Home Economy The US launched a new plan in the global corporate tax negotiations

The US launched a new plan in the global corporate tax negotiations


The Biden administration has proposed a new model to tax multinational corporations, calling on the world’s largest businesses to pay taxes to governments based on their sales in each country such as part of the global minimum tax agreement.

In a document sent to 135 countries to negotiate international taxes at the OECD in Paris and obtained by the Financial Times on Wednesday, the U.S. Treasury Department laid out a plan to apply to corporate global profits. the largest, including major US tech corporations, regardless of their actual presence in a given country.

The goal of the plan is to catalyze negotiations at the OECD, an international organization of rich nations, with the promise of a more stable international tax system that will prevent an increase in technical taxes. digital country and break the pattern of tax avoidance and profit shifting. by many multinational companies.

US concessions in the week of IMF and World Bank spring meeting as the White House calls for a US business tax increase to about $ 2.5 billion over the next 15 years to pay off more than $ 2 billion in investments in infrastructure, clean energy, and manufacturing.

After nearly a decade, the OECD tax negotiations have been split into two parts. The first pillar is designed to establish a new mechanism for taxing the largest multinationals, while the second is designed to address the global minimum tax, which The US has a target of 21%.

An OECD deal would allow Joe Biden’s administration to raise corporate taxes on American companies without fear of being cut back by other countries as it would include a widely applied global minimum tax rate.

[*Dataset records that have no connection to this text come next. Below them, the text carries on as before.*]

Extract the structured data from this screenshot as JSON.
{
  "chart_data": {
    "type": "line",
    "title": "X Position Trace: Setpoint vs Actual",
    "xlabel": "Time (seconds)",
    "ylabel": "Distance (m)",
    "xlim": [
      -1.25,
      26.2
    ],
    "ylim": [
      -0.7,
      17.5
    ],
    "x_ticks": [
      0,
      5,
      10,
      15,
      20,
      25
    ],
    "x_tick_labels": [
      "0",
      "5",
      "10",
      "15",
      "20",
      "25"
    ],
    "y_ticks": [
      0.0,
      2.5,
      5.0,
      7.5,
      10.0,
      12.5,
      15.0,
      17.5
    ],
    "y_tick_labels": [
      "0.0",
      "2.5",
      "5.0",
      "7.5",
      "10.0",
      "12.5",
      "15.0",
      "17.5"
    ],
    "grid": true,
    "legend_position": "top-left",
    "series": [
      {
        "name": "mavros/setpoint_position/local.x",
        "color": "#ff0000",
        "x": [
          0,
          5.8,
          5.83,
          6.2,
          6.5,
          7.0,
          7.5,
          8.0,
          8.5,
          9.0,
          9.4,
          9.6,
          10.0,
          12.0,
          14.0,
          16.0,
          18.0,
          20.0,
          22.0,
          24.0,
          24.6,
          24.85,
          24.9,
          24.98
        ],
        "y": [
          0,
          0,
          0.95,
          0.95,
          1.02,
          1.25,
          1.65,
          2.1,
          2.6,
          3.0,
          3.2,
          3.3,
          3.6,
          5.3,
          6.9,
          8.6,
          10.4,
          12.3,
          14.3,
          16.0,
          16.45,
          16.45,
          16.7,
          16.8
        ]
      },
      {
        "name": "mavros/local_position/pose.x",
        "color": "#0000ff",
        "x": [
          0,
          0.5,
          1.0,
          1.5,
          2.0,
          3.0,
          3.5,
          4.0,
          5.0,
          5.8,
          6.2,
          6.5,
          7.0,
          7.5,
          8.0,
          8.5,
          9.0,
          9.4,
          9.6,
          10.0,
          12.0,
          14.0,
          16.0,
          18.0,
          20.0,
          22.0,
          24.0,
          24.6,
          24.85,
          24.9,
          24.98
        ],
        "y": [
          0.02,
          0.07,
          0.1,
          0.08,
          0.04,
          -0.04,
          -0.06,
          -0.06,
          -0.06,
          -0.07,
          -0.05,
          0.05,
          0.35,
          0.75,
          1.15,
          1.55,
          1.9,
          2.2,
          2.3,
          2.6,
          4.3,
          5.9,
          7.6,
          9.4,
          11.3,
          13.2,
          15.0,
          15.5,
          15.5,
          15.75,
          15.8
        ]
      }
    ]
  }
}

If the U.S. plan is approved, other countries will be able to increase revenue from major U.S. tech corporations and other multinationals operating in their jurisdictions but paying little. business tax.

The offer from Washington reflects Biden’s broader goal of ending what officials have described as a race to the bottom in global taxes that deprives governments of the revenues needed to fund. basic investment and services.

International tax negotiations have been bogged down in the OECD for years because the US has opposed what it sees as an attempt by other countries to come up with discriminatory deals against multinationals. US companies, especially big US technology companies.

The Trump administration has insisted on a “safe harbor” clause that will make US technology groups voluntarily comply. Shortly after taking office this year, Biden dropped that need, but this week’s proposal offers a new solution.

The US Treasury Department is currently devising a different formula in which only the largest and most profitable companies in the world are subject to new rules, regardless of their sector, based on the level of Their revenue and profit margin. These companies will likely include around 100 companies, including major US tech corporations as well as other extremely large multinationals.

The proposals were shared with the OECD, which is convening negotiations and is trying to bring countries together to come up with the outlines of a global agreement over the summer.

Pascal Saint-Amans, head of the OECD’s tax administration, welcomed US proposals. “This restarted negotiations and was very active,” he said. “It’s a serious proposition with a chance of success in both [international negotiations] and the US Congress. Peace is more important than anything else and this will be stable [international corporate tax] in the post-coronavirus environment. “

Saint-Amans added that the proposal has the potential to increase as much revenue for other countries as the OECD’s own proposal while also allowing the US to raise the money it wants from its largest companies.

Many international tax campaigners argue that the OECD’s proposals do not go far enough or give enough power to raise taxes for emerging economies. The United States’ proposals have not significantly changed this feature, although US documents show that the United States is willing to be flexible on certain details.

An agreement would help settle a transatlantic trade dispute between the US and a number of countries that implemented a digital services tax in lieu of a broader multilateral agreement.

Washington has threatened to impose tariffs on countries including France, Great Britain, Italy and Spain – among others – on digital taxes, for which US tech companies are being demanded. pay, on the grounds that tax discrimination is unfair to US companies.